Fujii Takeshi, Nakamura Tetsuya, Iwamoto Aikichi
Division of Infectious Diseases, Advanced Clinical Research Center, Institute of Medical Science, University of Tokyo, 4-6-1 Shirokanedai, Tokyo 108-8639, Japan.
J Infect Chemother. 2007 Feb;13(1):1-7. doi: 10.1007/s10156-006-0484-5. Epub 2007 Feb 26.

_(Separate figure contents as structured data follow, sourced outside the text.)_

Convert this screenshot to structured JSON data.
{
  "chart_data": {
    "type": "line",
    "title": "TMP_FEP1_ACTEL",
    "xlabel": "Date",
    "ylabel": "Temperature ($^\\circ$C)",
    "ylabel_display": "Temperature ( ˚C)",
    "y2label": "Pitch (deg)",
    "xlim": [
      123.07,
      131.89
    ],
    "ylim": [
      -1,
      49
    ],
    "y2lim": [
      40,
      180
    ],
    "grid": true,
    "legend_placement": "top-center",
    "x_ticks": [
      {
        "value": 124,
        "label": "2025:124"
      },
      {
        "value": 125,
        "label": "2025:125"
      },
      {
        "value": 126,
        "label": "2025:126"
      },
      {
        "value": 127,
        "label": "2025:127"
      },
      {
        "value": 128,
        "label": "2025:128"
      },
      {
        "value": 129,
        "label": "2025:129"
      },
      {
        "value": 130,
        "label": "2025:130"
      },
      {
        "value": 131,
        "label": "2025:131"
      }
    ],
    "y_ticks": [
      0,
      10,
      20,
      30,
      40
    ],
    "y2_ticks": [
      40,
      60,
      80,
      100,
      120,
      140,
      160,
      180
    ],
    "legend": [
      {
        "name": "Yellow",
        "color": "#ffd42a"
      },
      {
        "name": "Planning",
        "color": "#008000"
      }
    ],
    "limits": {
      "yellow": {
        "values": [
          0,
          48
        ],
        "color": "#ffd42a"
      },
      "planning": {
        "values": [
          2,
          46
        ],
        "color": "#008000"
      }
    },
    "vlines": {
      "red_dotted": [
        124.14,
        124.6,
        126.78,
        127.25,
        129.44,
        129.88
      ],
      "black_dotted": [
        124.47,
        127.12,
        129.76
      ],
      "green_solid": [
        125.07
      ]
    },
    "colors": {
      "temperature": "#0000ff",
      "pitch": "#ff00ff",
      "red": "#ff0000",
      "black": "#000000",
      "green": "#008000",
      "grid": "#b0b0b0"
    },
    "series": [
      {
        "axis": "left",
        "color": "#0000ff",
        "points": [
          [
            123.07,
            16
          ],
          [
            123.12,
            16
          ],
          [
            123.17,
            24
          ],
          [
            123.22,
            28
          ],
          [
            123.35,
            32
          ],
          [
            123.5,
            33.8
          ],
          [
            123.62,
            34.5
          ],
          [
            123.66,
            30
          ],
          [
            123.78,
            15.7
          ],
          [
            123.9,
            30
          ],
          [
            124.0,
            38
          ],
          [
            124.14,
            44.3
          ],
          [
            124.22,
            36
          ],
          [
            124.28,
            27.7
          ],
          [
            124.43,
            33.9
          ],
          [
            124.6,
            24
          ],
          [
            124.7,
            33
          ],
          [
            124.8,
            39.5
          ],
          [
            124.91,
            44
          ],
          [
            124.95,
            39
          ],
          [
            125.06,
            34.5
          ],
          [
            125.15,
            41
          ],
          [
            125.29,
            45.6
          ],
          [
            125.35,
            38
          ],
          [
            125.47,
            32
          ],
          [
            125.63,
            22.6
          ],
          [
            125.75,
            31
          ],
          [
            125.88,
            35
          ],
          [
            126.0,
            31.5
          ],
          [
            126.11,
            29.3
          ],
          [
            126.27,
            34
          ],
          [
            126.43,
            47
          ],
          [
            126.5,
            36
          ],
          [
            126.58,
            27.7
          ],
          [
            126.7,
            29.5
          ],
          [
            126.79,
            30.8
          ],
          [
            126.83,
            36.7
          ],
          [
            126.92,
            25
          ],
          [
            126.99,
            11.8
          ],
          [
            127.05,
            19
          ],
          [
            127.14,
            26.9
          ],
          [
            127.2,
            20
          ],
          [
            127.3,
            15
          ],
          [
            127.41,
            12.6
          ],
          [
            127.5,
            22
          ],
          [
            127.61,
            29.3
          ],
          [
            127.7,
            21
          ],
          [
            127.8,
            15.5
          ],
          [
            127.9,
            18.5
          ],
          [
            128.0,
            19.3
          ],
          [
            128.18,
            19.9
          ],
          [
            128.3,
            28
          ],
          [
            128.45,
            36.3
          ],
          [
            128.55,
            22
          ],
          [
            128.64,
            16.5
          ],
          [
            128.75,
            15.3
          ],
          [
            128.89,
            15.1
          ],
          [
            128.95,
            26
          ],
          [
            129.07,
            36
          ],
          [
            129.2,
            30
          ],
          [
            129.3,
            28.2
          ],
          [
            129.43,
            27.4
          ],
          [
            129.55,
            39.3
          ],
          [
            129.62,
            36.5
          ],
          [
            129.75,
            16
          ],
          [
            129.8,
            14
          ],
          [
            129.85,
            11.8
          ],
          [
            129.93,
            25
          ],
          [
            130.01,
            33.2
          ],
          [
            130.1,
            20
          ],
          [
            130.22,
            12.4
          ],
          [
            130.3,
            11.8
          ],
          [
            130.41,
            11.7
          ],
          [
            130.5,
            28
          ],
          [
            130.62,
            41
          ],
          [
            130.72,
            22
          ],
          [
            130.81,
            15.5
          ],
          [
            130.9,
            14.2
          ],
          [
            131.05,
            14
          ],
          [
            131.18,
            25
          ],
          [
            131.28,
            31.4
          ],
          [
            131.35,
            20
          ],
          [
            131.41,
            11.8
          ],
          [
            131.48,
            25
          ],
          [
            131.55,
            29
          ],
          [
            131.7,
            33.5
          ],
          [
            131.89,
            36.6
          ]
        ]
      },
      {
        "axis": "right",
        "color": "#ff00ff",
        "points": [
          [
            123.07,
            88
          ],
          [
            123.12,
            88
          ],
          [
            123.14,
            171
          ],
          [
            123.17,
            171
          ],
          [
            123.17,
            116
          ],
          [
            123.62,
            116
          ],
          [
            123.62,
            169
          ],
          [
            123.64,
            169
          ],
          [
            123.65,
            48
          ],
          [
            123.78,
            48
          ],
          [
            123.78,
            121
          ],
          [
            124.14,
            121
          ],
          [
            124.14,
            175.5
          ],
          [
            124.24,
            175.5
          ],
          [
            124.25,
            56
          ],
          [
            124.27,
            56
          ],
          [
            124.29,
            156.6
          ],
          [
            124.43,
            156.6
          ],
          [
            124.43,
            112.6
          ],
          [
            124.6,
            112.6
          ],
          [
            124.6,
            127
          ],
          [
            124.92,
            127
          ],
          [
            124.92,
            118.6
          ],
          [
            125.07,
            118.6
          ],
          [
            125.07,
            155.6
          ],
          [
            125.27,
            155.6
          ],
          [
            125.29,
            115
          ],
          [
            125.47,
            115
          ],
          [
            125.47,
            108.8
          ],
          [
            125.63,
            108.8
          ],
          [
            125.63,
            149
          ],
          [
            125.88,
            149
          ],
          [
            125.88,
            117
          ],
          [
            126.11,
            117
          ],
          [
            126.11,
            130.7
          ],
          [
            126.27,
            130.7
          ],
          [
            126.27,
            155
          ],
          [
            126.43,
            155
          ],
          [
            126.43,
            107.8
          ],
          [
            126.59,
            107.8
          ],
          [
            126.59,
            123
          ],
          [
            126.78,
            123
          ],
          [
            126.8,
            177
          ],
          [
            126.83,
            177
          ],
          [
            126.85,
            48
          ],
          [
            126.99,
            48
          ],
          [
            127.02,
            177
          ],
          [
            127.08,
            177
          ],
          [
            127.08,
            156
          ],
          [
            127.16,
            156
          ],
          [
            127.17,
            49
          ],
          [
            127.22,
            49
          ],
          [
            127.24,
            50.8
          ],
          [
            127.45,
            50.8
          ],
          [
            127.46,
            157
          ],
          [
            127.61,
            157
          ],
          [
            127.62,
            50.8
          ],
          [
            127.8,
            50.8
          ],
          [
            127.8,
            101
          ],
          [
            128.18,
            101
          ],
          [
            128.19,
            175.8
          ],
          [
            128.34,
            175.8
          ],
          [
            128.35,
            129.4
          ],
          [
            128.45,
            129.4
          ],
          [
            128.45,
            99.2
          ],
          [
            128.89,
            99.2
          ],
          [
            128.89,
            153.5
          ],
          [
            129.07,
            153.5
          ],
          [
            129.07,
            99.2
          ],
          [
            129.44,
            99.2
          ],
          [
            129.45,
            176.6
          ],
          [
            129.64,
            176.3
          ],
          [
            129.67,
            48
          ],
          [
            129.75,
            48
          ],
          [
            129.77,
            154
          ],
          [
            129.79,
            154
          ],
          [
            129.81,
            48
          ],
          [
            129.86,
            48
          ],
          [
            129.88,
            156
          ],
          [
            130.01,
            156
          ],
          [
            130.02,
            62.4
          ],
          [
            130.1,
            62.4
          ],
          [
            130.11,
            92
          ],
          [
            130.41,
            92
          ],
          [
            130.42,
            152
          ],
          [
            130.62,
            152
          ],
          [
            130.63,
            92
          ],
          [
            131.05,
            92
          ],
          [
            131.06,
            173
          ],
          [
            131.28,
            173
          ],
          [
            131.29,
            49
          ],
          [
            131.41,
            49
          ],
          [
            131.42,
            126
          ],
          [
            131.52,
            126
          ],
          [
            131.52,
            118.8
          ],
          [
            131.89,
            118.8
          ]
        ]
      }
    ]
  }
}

Pneumocystis pneumonia (PCP) remains the most common opportunistic infection in patients with acquired immunodeficiency syndrome (AIDS). Familiarity with the clinical features of PCP is crucial for prompt diagnosis, even if the patient is unaware of their HIV serostatus. We describe herein the clinical features of 34 episodes in 32 patients with AIDS-associated PCP and review the existing literature. As for symptoms, the frequency of fever, cough, and dyspnea was 74%, 74%, and 65%, respectively, and the complete triad was present in only 14 of the 34 episodes on first examination. Median duration from onset of symptoms until diagnosis was 3 weeks, and AIDS-associated PCP tended to take an insidious clinical course. Although laboratory findings were generally nonspecific, measurement of beta-D-glucan levels in the serum or plasma was highly useful in the diagnosis of PCP. All but 1 of the patients showed beta-D-glucan levels higher than the cutoff value (median, 147 pg/ml; range, 5-6920 pg/ml). Typical radiographic features of PCP are bilateral, symmetrical ground-glass opacities, but a wide variety of radiographic findings were observed. In our patients, high-resolution computed tomography (HRCT) of the lung showed ground-glass opacities sparing the lung periphery (41% of episodes) or displaying a mosaic pattern (29%), or being nearly homogeneous (24%), ground-glass opacities associated with air-space consolidation (21%), associated with cystic formation (21%), associated with linear-reticular opacities (18%), patchily and irregularly distributed (15%), associated with solitary or multiple nodules (9%), and associated with parenchymal cavity lesions (6%).
肺孢子菌肺炎(PCP)仍然是获得性免疫缺陷综合征(AIDS)患者中最常见的机会性感染。即使患者不知道自己的HIV血清学状态,熟悉PCP的临床特征对于及时诊断至关重要。我们在此描述32例AIDS相关PCP患者的34次发作的临床特征,并回顾现有文献。至于症状,发热、咳嗽和呼吸困难的发生率分别为74%、74%和65%,在首次检查的34次发作中,仅14次出现完整的三联征。从症状出现到诊断的中位持续时间为3周,AIDS相关PCP往往呈现隐匿的临床病程。虽然实验室检查结果通常不具有特异性,但血清或血浆中β-D-葡聚糖水平的测定对PCP的诊断非常有用。除1例患者外,所有患者的β-D-葡聚糖水平均高于临界值(中位值,147 pg/ml;范围,5-6920 pg/ml)。PCP的典型影像学特征是双侧对称的磨玻璃影,但观察到多种影像学表现。在我们的患者中,肺部高分辨率计算机断层扫描(HRCT)显示磨玻璃影不累及肺周边(41%的发作)或呈现马赛克样(29%),或几乎均匀分布(24%),磨玻璃影伴有实变(21%),伴有囊性形成(21%),伴有线状网状影(18%),斑片状和不规则分布(15%),伴有孤立或多发结节(9%),以及伴有实质空洞病变(6%)。